There is one thing we have noticed that may or may not be related, and we haven’t had a chance to pinpoint yet. The nemo service (Python) talks to the supervisor to control stuff, query sw version, etc. When the device first powers on, more often than not we get an infinite loop of connection refused errors from the supervisor. Restarting the nemo container fixes it every time. Power cycling the device fixes it most of the time. Waiting and continuing to try never resolves it. For customers, power cycling has been the only solution (since they can’t restart containers).

I was planning to make a ticket for it when I had some time to dig into it further, and also to make a slightly better work-around in our code where the service restarts itself if it detects the condition, but since it may be related I figured I’d mention it.

When the device first powers on, more often than not we get an infinite loop of connection refused errors from the supervisor.

On boot, your application is started separately from the Supervisor, which means it may come up after your app and take a while to start accepting requests, so your application will need to handle these errors gracefully.

Ah, interesting. We were under the impression that the supervisor always starts and stops the containers. We didn’t think that boot would be special and that they could start on their own independently.
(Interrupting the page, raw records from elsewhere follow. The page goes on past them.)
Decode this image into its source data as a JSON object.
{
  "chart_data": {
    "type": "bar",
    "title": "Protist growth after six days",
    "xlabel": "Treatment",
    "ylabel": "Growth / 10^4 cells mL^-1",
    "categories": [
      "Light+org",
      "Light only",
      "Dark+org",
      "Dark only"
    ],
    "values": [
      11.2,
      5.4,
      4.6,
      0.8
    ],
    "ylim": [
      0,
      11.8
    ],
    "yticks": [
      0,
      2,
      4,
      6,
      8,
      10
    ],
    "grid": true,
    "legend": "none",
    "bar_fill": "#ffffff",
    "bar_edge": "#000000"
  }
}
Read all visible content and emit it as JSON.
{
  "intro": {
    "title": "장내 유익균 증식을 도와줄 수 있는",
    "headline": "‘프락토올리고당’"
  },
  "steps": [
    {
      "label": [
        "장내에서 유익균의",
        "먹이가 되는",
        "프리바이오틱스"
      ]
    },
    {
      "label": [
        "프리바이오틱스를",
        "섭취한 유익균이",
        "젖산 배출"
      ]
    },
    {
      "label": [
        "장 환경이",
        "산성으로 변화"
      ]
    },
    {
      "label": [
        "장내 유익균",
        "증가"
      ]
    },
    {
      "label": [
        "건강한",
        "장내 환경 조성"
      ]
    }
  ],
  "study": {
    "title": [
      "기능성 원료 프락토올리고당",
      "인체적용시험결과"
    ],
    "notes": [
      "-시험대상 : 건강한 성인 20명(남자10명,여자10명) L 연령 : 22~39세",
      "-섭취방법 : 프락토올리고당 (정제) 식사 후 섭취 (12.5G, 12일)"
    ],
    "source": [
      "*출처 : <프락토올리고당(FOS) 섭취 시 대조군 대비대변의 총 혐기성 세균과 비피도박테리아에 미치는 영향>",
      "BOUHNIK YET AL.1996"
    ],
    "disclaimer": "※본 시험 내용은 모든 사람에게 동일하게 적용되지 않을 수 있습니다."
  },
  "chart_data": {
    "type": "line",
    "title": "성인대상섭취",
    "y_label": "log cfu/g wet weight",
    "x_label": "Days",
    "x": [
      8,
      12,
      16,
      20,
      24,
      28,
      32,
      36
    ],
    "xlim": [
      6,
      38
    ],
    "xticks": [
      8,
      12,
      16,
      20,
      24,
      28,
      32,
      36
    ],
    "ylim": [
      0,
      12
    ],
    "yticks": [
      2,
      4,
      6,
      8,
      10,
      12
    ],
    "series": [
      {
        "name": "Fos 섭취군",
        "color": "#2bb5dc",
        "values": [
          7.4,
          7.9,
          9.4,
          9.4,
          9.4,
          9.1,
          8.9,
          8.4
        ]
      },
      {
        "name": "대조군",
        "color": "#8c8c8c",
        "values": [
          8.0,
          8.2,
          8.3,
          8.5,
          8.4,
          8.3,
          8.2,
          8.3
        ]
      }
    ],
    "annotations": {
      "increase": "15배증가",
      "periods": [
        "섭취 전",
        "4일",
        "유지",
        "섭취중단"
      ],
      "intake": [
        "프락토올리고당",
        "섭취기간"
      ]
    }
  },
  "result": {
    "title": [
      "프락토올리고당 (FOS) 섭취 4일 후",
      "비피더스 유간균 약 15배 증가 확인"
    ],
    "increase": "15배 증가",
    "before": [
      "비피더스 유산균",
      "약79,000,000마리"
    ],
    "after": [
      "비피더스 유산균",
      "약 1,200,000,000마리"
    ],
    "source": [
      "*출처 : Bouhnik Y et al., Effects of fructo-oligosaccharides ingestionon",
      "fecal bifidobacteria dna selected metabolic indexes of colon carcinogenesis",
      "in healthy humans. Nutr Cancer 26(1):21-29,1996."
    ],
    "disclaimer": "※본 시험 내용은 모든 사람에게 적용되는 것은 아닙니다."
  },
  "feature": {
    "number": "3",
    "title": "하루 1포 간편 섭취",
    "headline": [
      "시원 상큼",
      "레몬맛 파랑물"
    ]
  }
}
In theory our code does have an initial test to try to communicate with the supervisor that should restart the container on failure. The symptom we’ve been seeing appears as though that check passes but queries after that triggered by status requests from the UI are causing it to fail. Need to do a little more digging when I have some time, but I’ll at least make sure to add an async testing loop and some delay between query attempts. That might help.

Hey Adam,
Yes please keep us posted of your findings